When mixed methods produce mixed results: integrating disparate findings about miscarriage and women's wellbeing.Br J Health Psychol. 2015 Feb; 20(1):36-44.BJ
To discuss an example of mixed methods in health psychology, involving separate quantitative and qualitative studies of women's mental health in relation to miscarriage, in which the two methods produced different but complementary results, and to consider ways in which the findings can be integrated.
We describe two quantitative projects involving statistical analysis of data from 998 young women who had had miscarriages, and 8,083 who had not, across three waves of the Australian Longitudinal Study on Women's Health. We also describe a qualitative project involving thematic analysis of interviews with nine Australian women who had had miscarriages.
The quantitative analyses indicate that the main differences between young women who do and do not experience miscarriage relate to social disadvantage (and thus likelihood of relatively early pregnancy) and to a lifestyle that makes pregnancy likely: Once these factors are accounted for, there are no differences in mental health. Further, longitudinal modelling demonstrates that women who have had miscarriages show a gradual increase in mental health over time, with the exception of women with prior diagnoses of anxiety, depression, or both. By contrast, qualitative analysis of the interviews indicates that women who have had miscarriages experience deep emotional responses and a long and difficult process of coming to terms with their loss.

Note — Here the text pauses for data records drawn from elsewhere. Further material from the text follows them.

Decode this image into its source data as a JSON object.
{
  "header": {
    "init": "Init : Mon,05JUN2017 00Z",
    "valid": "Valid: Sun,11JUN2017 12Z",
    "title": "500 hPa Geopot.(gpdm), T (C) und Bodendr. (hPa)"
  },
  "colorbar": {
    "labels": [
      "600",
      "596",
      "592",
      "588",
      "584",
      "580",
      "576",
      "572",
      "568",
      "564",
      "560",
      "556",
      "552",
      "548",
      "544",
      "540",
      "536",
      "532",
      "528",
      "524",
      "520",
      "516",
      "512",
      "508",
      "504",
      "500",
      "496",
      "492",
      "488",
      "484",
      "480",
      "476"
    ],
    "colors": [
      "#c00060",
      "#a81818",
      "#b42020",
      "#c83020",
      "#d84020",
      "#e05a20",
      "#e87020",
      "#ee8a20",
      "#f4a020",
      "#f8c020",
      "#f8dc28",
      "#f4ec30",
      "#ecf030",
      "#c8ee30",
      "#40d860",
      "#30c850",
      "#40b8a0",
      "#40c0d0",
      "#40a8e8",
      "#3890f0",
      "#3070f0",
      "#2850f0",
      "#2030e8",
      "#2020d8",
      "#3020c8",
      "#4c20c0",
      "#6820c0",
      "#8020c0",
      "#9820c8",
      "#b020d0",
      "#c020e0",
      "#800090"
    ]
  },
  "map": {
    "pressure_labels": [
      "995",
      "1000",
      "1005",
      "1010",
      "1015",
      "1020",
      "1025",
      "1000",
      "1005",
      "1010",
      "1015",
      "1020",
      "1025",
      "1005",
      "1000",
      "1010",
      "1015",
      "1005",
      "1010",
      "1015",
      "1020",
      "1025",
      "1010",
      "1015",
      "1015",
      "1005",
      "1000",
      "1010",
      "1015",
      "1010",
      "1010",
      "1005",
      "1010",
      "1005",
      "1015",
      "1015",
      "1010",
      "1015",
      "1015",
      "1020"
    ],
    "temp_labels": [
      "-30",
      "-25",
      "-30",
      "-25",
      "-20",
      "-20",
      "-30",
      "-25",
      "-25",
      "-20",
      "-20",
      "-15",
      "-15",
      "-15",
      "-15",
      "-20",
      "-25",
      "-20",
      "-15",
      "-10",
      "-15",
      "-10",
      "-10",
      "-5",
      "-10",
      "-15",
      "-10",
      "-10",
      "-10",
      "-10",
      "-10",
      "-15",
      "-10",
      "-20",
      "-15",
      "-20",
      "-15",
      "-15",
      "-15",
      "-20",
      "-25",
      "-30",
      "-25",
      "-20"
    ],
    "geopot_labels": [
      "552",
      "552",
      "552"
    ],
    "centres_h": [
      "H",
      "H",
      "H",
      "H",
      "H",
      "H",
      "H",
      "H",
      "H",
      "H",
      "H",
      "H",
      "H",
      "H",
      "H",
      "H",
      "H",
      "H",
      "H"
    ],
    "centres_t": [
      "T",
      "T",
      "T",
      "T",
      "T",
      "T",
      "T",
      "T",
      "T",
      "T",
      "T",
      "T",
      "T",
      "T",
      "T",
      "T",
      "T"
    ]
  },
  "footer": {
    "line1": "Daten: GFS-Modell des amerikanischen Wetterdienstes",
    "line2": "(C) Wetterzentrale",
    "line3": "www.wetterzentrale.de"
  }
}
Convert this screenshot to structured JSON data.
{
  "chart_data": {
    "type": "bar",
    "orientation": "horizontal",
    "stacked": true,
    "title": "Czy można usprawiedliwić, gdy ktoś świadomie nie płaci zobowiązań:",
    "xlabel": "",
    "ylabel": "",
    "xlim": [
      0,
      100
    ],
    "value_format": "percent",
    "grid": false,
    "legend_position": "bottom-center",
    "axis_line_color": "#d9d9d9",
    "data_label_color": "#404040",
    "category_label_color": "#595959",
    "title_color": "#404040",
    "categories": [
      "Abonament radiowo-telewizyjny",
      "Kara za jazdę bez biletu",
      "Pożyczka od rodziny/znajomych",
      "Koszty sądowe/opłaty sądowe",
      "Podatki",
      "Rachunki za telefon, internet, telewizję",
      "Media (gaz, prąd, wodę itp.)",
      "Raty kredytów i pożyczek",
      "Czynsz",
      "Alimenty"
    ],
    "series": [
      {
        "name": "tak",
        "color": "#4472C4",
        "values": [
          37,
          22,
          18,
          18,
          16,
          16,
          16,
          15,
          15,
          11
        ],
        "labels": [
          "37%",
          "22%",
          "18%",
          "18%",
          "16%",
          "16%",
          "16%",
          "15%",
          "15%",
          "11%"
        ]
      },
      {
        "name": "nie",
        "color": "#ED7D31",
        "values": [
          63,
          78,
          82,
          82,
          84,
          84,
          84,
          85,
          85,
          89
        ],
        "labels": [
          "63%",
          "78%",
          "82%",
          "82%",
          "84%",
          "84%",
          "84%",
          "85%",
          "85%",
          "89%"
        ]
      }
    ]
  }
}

A contextual model of resilience provides a possible framework for understanding these apparently disparate results. Considering positive mental health as including the ability to deal constructively with negative life events, and consequent emotional distress, offers a model that distinguishes between poor mental health and the processes of coping with major life events. In the context of miscarriage, women's efforts to struggle with difficult emotions, and search for meaning, can be viewed as pathways to resilience rather than to psychological distress. Statement of contribution What is already known on this subject? Quantitative research shows that women who miscarry usually experience moderate depression and anxiety, which persists for around 6 months. Qualitative research shows that women who miscarry frequently experience deep grief, which can last for years. What does this study add? We consider ways in which these disparate findings might triangulate. The results suggest a need to distinguish between poor mental health and the experience of loss and grief. Adjusting to miscarriage is often emotionally challenging but not always associated with poor mental health.